Hemophilia C (FXI deficiency) has an autosomal recessive inheritance pattern, which means that both parents need to be carriers of the mutated gene to pass it on to their children.
Hemophilia C is caused by a deficiency of coagulation FXI and has autosomal recessive inheritance. It is not completely recessive because if either parent had the defective gene, their offspring might still have a FXI deficiency and excessive bleeding.
Acquired hemophilia C can develop due to an immunologic response or an additional disease state, like systemic lupus erythematosus or Noonan syndrome, which causes inhibitors to the FXI protein.
Symptoms and Diagnosis
If you have hemophilia C, you likely won’t have spontaneous bleeds, and bleeding tendency can be mild.
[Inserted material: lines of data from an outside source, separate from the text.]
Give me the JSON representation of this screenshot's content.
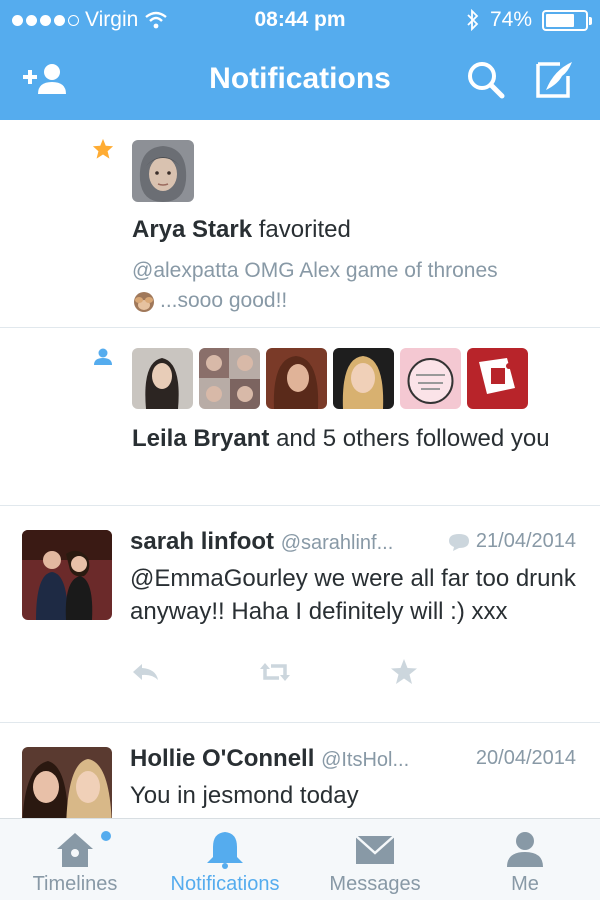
{
  "status_bar": {
    "carrier": "Virgin",
    "time": "08:44 pm",
    "battery_text": "74%",
    "battery_level": 0.74
  },
  "nav": {
    "title": "Notifications",
    "add_user_icon": "add-user-icon",
    "search_icon": "search-icon",
    "compose_icon": "compose-icon"
  },
  "notifications": [
    {
      "type": "favorite",
      "icon": "star-icon",
      "user_name": "Arya Stark",
      "action": "favorited",
      "quote_line1": "@alexpatta OMG Alex game of thrones",
      "quote_line2": "...sooo good!!"
    },
    {
      "type": "follow",
      "icon": "person-icon",
      "user_name": "Leila Bryant",
      "action": "and 5 others followed you",
      "avatar_count": 6
    }
  ],
  "tweets": [
    {
      "name": "sarah linfoot",
      "handle": "@sarahlinf...",
      "date": "21/04/2014",
      "body": "@EmmaGourley we were all far too drunk anyway!! Haha I definitely will :) xxx",
      "reply_icon": "reply-icon",
      "retweet_icon": "retweet-icon",
      "favorite_icon": "star-icon"
    },
    {
      "name": "Hollie O'Connell",
      "handle": "@ItsHol...",
      "date": "20/04/2014",
      "body": "You in jesmond today"
    }
  ],
  "tabs": [
    {
      "label": "Timelines",
      "icon": "home-icon"
    },
    {
      "label": "Notifications",
      "icon": "bell-icon"
    },
    {
      "label": "Messages",
      "icon": "envelope-icon"
    },
    {
      "label": "Me",
      "icon": "person-icon"
    }
  ],
  "colors": {
    "brand": "#55acee",
    "star": "#ffac33",
    "muted": "#8899a6",
    "text": "#292f33"
  }
}
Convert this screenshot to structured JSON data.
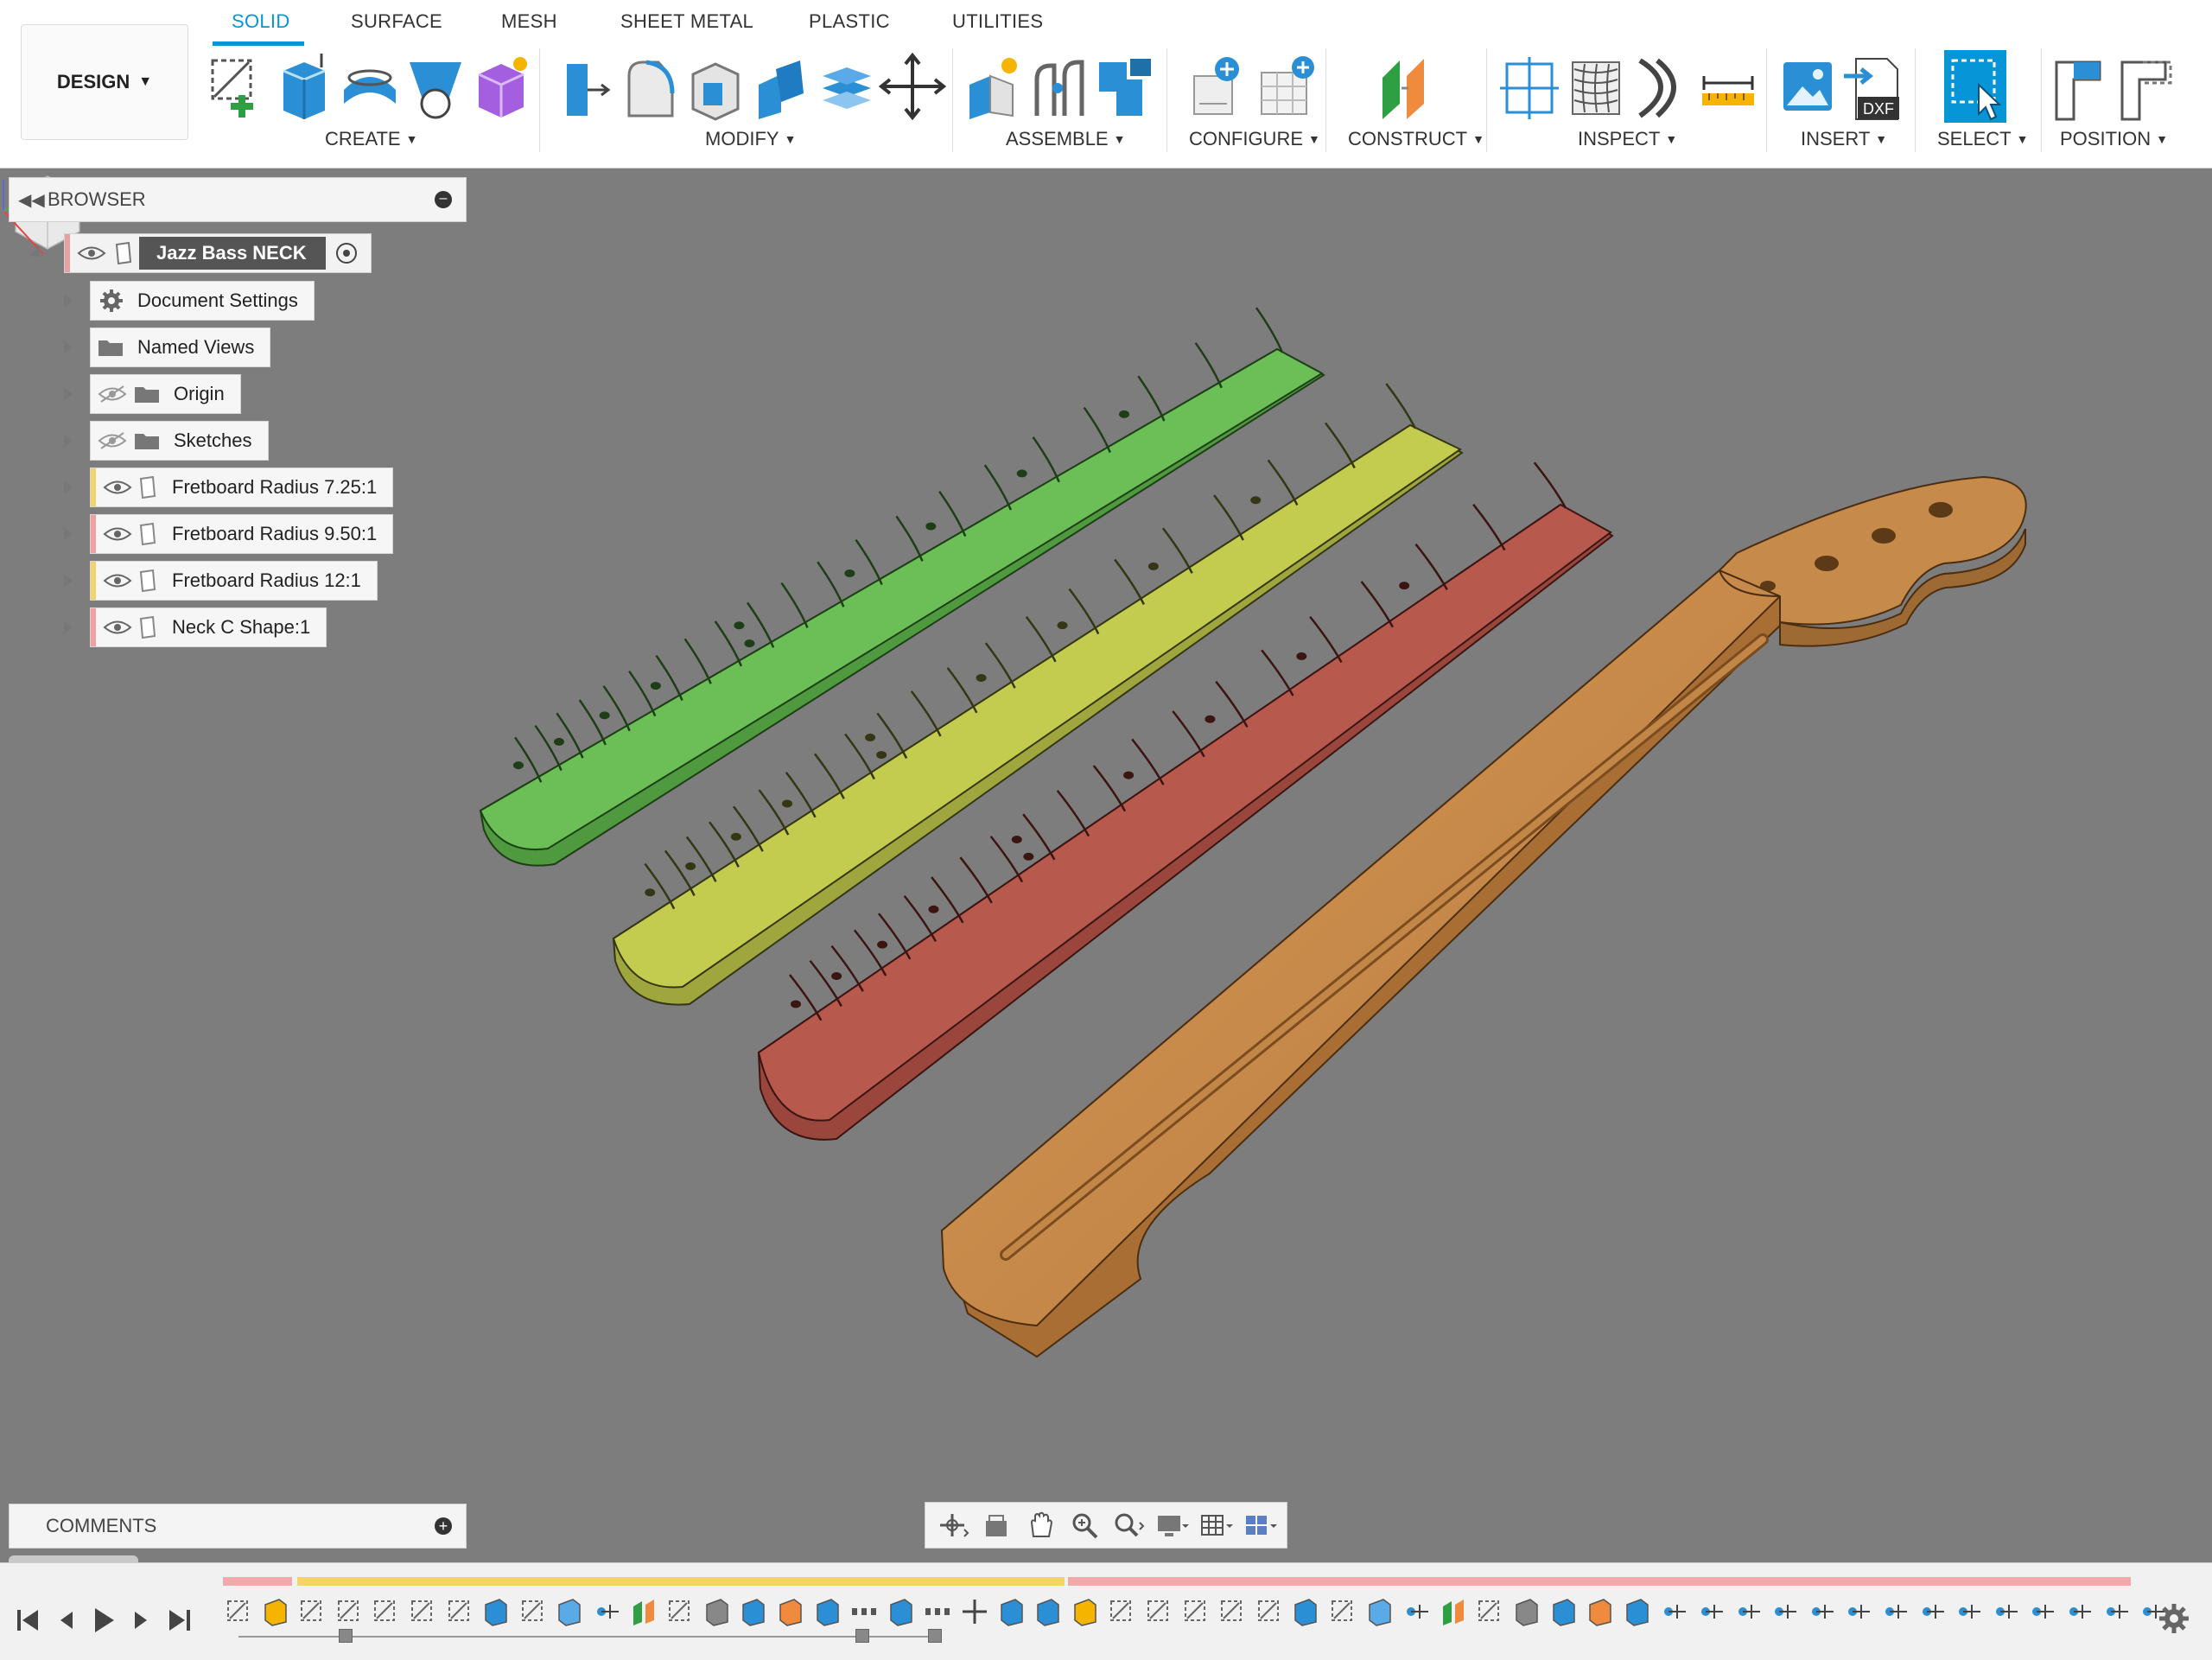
{
  "workspace": {
    "label": "DESIGN"
  },
  "tabs": [
    {
      "label": "SOLID",
      "active": true
    },
    {
      "label": "SURFACE"
    },
    {
      "label": "MESH"
    },
    {
      "label": "SHEET METAL"
    },
    {
      "label": "PLASTIC"
    },
    {
      "label": "UTILITIES"
    }
  ],
  "groups": {
    "create": "CREATE",
    "modify": "MODIFY",
    "assemble": "ASSEMBLE",
    "configure": "CONFIGURE",
    "construct": "CONSTRUCT",
    "inspect": "INSPECT",
    "insert": "INSERT",
    "select": "SELECT",
    "position": "POSITION"
  },
  "toolbar_icons": {
    "insert_dxf_badge": "DXF"
  },
  "browser": {
    "title": "BROWSER",
    "root": {
      "name": "Jazz Bass NECK"
    },
    "items": [
      {
        "label": "Document Settings",
        "icon": "gear-icon"
      },
      {
        "label": "Named Views",
        "icon": "folder-icon"
      },
      {
        "label": "Origin",
        "icon": "folder-icon",
        "visibility": "hidden"
      },
      {
        "label": "Sketches",
        "icon": "folder-icon",
        "visibility": "hidden"
      },
      {
        "label": "Fretboard Radius 7.25:1",
        "icon": "component-icon",
        "color": "#f3d36b"
      },
      {
        "label": "Fretboard Radius 9.50:1",
        "icon": "component-icon",
        "color": "#f0a0a0"
      },
      {
        "label": "Fretboard Radius 12:1",
        "icon": "component-icon",
        "color": "#f3d36b"
      },
      {
        "label": "Neck C Shape:1",
        "icon": "component-icon",
        "color": "#f0a0a0"
      }
    ]
  },
  "comments": {
    "title": "COMMENTS"
  },
  "colors": {
    "accent": "#0696d7",
    "viewport_bg": "#7d7d7d",
    "fretboard_green": "#6cbf57",
    "fretboard_yellow": "#c4cc4f",
    "fretboard_red": "#b8594e",
    "neck_wood": "#c68a4a"
  }
}
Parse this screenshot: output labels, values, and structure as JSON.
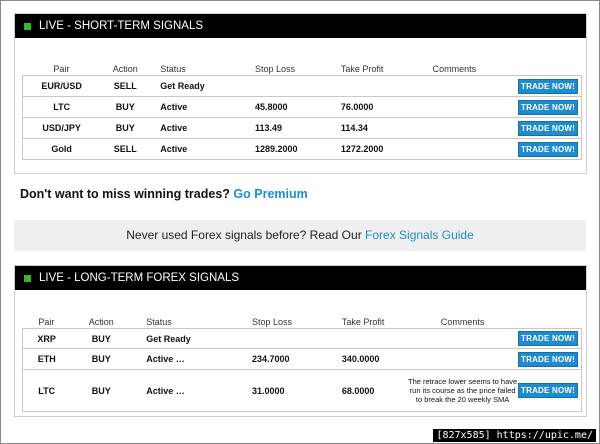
{
  "short_term": {
    "title": "LIVE - SHORT-TERM SIGNALS",
    "columns": [
      "Pair",
      "Action",
      "Status",
      "Stop Loss",
      "Take Profit",
      "Comments"
    ],
    "rows": [
      {
        "pair": "EUR/USD",
        "action": "SELL",
        "status": "Get Ready",
        "stop_loss": "",
        "take_profit": "",
        "comment": "",
        "button": "TRADE NOW!"
      },
      {
        "pair": "LTC",
        "action": "BUY",
        "status": "Active",
        "stop_loss": "45.8000",
        "take_profit": "76.0000",
        "comment": "",
        "button": "TRADE NOW!"
      },
      {
        "pair": "USD/JPY",
        "action": "BUY",
        "status": "Active",
        "stop_loss": "113.49",
        "take_profit": "114.34",
        "comment": "",
        "button": "TRADE NOW!"
      },
      {
        "pair": "Gold",
        "action": "SELL",
        "status": "Active",
        "stop_loss": "1289.2000",
        "take_profit": "1272.2000",
        "comment": "",
        "button": "TRADE NOW!"
      }
    ]
  },
  "premium": {
    "text": "Don't want to miss winning trades?",
    "link": "Go Premium"
  },
  "banner": {
    "text": "Never used Forex signals before? Read Our",
    "link": "Forex Signals Guide"
  },
  "long_term": {
    "title": "LIVE - LONG-TERM FOREX SIGNALS",
    "columns": [
      "Pair",
      "Action",
      "Status",
      "Stop Loss",
      "Take Profit",
      "Comments"
    ],
    "rows": [
      {
        "pair": "XRP",
        "action": "BUY",
        "status": "Get Ready",
        "stop_loss": "",
        "take_profit": "",
        "comment": "",
        "button": "TRADE NOW!"
      },
      {
        "pair": "ETH",
        "action": "BUY",
        "status": "Active …",
        "stop_loss": "234.7000",
        "take_profit": "340.0000",
        "comment": "",
        "button": "TRADE NOW!"
      },
      {
        "pair": "LTC",
        "action": "BUY",
        "status": "Active …",
        "stop_loss": "31.0000",
        "take_profit": "68.0000",
        "comment": "The retrace lower seems to have run its course as the price failed to break the 20 weekly SMA",
        "button": "TRADE NOW!"
      }
    ]
  },
  "watermark": "[827x585] https://upic.me/",
  "colors": {
    "header_bg": "#000000",
    "accent_square": "#3ab72e",
    "sell": "#d9261c",
    "buy": "#44a527",
    "button": "#1f8ccd"
  }
}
However, you may have hemorrhaging or prolonged bleeding after a major surgery or a serious enough injury. In addition, you may have some of the following symptoms:
- Oral bleeding, especially after dental surgery or tooth extraction
- Easy bruising
- Blood in the urine
- Post-partum hemorrhage
- Excessive bleeding upon removal of tonsils
- Bleeding after circumcision
- Hematomas after surgery
- Menorrhagia (heavy or prolonged menstrual bleeding: longer than 5 days, more than 90 ml of bleeding, and/or clots larger than a grape)
- Bleeding in the gut (less common)
- Blood in the urine (less common)
To diagnose hemophilia C, your hematologist will look for these symptoms, your family history of bleeding (especially if you have known hemophilia C in your lineage), and the results of a clinical evaluation.
A coagulation study to diagnose hemophilia C might include the following:
- Activated partial thromboplastin time (aPTT)
- Prothrombin time (PT)
- Bleeding time
- Serum FXI activity
- Thrombin generation tests (still in development)
If you have hemophilia C, your aPTT test will likely be prolonged (taking longer to clot than normal), but your PT tests will likely be normal.
Even among family members, bleeding symptoms for those with hemophilia C vary a lot. Some people with hemophilia C who have very low FXI levels might have mild symptoms and few bleeds, while some people with hemophilia C who have only slightly low FXI levels might have a great deal of bleeding. This is partly why hemophilia C can be difficult to diagnose.
If you are having surgery or have been injured, your hematologist may choose to treat your bleeding with antifibrinolytics, such as aminocaproic acid tranexamic acid, fresh frozen plasma, or concentrated FXI (not currently available in the United States).
Antifibrinolytics are especially helpful for bleeding from the mucous membranes, such as mouth bleeds or menorrhagia and may be sufficient for dental procedures.
Menorrhagia may also be managed with birth control pills, IUDs, injected contraceptives, or antifibrinolytics. Fibrin glue (which is made of clotting proteins and thrombin) may be useful, especially at the site of a surgery. Some treatment options have side effects, such as excessive clotting (rare) or an allergic reaction, so developing a specific treatment plan with your hematologist that includes monitoring and follow-up is a good idea.
Inhibitors are autoantibodies (specialized proteins produced by the body’s immune system that target healthy tissue). If you have hemophilia C, you can develop an inhibitor, which can impact the effectiveness of your treatment. The inhibitor is usually found when breakthrough bleeding (bleeding once treatment has begun) or a worsening response to FXI rather than spontaneous bleeding.
If you develop an inhibitor, your hematologist will likely recommend additional therapy, such as FVII. FVII has been used to treat bleeding episodes after surgery, but its use is still in the investigative stages. Current findings are that lower doses combined with antifibrinolytics are effective, but higher doses may cause excessive clotting.